Rue Rose Shumpert was born in the family’s bathroom, as was her older sister, five-year-old daughter Iman Tayla (a.k.a. Junie). Taylor gave birth a day after her baby shower in Atlanta.
“Now…when we buy homes, we always find a bathroom with great energy… but not in a million years would you be able to tell me we’d deliver both of our daughters in a bathroom without the assistance of a hospital! Our newest edition entered the world in the water and came out looking around and ready to explore,” the basketball player continued.
“A healthy child. A little sister. Another daughter. Black love wins….again. Welcome babygirl…we love you!,” Shumpert added, along with the newborn’s Twitter handle: @babyruerose.
Taylor shared her husband’s message in a separate video of the baby that she shared on her own Instagram page — see below:
Taylor revealed her second pregnancy in the music video for her song “Wake Up Love,” which she dropped in June.
“We’re ready, and we’re very excited,” Taylor told PEOPLE at the time. “Iman is super excited.
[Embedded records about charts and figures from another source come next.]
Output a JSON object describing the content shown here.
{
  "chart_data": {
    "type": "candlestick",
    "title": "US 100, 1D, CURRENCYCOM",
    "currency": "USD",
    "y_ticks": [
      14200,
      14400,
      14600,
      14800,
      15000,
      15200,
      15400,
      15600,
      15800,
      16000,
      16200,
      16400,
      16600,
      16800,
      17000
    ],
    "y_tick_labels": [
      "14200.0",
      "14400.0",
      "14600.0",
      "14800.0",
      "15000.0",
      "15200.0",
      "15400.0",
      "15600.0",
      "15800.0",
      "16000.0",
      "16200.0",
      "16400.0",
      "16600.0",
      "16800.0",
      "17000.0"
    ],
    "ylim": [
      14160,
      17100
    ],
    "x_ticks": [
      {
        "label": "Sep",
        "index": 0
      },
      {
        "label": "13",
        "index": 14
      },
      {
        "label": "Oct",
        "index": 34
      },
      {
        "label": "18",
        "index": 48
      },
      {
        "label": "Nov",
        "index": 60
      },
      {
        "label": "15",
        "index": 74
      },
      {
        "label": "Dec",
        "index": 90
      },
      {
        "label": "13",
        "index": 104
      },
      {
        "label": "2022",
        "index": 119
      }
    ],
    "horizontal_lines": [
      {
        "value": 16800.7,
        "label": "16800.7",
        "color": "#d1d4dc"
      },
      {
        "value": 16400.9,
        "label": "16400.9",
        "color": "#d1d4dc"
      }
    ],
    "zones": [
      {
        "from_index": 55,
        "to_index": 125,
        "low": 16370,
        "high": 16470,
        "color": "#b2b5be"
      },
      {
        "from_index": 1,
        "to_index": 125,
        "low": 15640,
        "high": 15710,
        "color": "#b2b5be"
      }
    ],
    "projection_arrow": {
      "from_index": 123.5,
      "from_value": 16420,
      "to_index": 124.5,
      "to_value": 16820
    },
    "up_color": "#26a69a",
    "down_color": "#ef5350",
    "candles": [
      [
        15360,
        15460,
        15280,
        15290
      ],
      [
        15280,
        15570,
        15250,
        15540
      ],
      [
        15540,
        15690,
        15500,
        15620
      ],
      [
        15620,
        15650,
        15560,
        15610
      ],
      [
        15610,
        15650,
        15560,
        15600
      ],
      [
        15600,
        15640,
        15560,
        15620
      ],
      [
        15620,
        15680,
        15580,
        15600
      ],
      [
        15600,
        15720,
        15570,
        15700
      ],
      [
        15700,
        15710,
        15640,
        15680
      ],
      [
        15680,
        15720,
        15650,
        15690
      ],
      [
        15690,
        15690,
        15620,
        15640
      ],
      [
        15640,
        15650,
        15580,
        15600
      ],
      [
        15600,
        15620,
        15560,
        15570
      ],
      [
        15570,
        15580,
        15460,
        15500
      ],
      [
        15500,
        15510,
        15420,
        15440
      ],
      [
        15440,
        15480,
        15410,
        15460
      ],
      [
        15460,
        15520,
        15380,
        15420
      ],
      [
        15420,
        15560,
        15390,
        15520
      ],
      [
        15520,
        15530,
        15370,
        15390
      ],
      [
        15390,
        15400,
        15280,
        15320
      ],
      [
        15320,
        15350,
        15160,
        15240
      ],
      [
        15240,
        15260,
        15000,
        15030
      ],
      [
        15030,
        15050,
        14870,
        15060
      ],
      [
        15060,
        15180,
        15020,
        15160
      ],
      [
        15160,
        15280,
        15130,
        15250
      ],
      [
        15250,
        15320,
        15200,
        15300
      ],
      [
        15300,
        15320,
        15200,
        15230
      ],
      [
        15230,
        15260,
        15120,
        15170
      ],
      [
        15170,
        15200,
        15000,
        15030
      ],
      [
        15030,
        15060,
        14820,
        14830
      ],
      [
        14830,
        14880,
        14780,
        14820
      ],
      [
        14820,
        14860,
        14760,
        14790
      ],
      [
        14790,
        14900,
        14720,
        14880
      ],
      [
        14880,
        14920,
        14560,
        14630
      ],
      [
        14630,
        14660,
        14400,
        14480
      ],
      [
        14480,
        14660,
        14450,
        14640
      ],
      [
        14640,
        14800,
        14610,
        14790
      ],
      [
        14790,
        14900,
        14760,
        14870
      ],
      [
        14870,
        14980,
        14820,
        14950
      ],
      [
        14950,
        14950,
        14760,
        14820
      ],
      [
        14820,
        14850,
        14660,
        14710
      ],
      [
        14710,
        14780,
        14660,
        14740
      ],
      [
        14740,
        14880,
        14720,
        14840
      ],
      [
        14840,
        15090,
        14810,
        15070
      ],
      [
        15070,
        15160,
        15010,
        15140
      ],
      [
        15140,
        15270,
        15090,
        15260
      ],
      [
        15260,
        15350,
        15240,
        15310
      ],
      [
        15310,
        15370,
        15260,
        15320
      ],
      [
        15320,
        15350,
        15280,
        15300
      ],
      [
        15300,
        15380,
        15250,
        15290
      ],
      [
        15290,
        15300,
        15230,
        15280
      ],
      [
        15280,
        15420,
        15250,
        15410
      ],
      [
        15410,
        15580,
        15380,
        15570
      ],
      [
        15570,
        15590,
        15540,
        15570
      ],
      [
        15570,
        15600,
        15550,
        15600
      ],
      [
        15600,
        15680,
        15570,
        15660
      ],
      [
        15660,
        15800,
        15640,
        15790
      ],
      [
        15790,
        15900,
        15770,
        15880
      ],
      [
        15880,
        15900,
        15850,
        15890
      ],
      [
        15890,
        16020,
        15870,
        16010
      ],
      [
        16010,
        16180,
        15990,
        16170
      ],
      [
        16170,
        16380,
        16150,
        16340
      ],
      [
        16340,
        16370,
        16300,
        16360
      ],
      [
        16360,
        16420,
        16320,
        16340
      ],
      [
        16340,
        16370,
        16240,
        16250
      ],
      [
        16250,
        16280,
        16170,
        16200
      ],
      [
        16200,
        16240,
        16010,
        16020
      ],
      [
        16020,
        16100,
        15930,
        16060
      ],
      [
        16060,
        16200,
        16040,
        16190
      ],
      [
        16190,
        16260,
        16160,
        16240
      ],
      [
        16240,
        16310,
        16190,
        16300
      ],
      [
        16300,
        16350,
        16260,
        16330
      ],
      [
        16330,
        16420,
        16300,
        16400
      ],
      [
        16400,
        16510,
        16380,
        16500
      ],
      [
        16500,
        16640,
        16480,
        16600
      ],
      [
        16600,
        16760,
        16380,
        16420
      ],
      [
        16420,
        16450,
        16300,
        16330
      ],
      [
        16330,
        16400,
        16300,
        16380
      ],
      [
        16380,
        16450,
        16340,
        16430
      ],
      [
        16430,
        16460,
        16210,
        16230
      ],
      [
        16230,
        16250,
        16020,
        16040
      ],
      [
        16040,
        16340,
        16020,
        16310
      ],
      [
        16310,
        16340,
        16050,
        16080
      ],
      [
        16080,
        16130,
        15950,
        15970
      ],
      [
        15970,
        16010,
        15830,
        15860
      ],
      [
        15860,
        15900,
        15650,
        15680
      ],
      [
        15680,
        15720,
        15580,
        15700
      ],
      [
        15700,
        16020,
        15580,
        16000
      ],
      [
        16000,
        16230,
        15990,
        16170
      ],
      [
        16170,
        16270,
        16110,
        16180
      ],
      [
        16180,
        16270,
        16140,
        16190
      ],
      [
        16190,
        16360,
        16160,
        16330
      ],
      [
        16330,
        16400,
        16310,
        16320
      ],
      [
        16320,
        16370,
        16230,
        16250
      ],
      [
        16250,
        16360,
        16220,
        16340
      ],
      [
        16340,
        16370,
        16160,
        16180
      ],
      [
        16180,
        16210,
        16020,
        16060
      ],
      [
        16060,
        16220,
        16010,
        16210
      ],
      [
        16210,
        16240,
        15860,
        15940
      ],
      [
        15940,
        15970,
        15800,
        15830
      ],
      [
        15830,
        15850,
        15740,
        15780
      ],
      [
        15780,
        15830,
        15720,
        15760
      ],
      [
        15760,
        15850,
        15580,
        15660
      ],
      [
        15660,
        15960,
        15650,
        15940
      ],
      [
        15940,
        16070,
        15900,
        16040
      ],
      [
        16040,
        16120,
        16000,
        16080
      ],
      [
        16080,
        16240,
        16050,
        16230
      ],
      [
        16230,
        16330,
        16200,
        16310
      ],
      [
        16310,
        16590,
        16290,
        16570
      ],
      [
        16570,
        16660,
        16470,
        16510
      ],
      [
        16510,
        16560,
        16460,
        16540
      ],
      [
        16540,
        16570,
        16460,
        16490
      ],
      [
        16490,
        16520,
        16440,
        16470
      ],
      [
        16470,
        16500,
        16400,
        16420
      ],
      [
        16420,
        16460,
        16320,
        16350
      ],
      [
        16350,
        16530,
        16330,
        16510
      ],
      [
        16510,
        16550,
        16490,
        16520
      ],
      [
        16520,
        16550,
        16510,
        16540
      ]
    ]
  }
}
Junie is ecstatic — I’m talking super ecstatic. Everybody is just excited. I can’t wait. I’ve got three more months left until we meet our little princess.”
Taylor also dished about having a home birth during an interview with Nick Cannon in June, theGRIO previously reported.
“You know what’s crazy, even though the Junie story is crazy, it kind of put me in a comfort zone where I don’t—I don’t know if I want to go to the hospital for this next baby,” she confessed.
“Imma make sure it’s not on the toilet or the bathroom floor,” she noted playfully.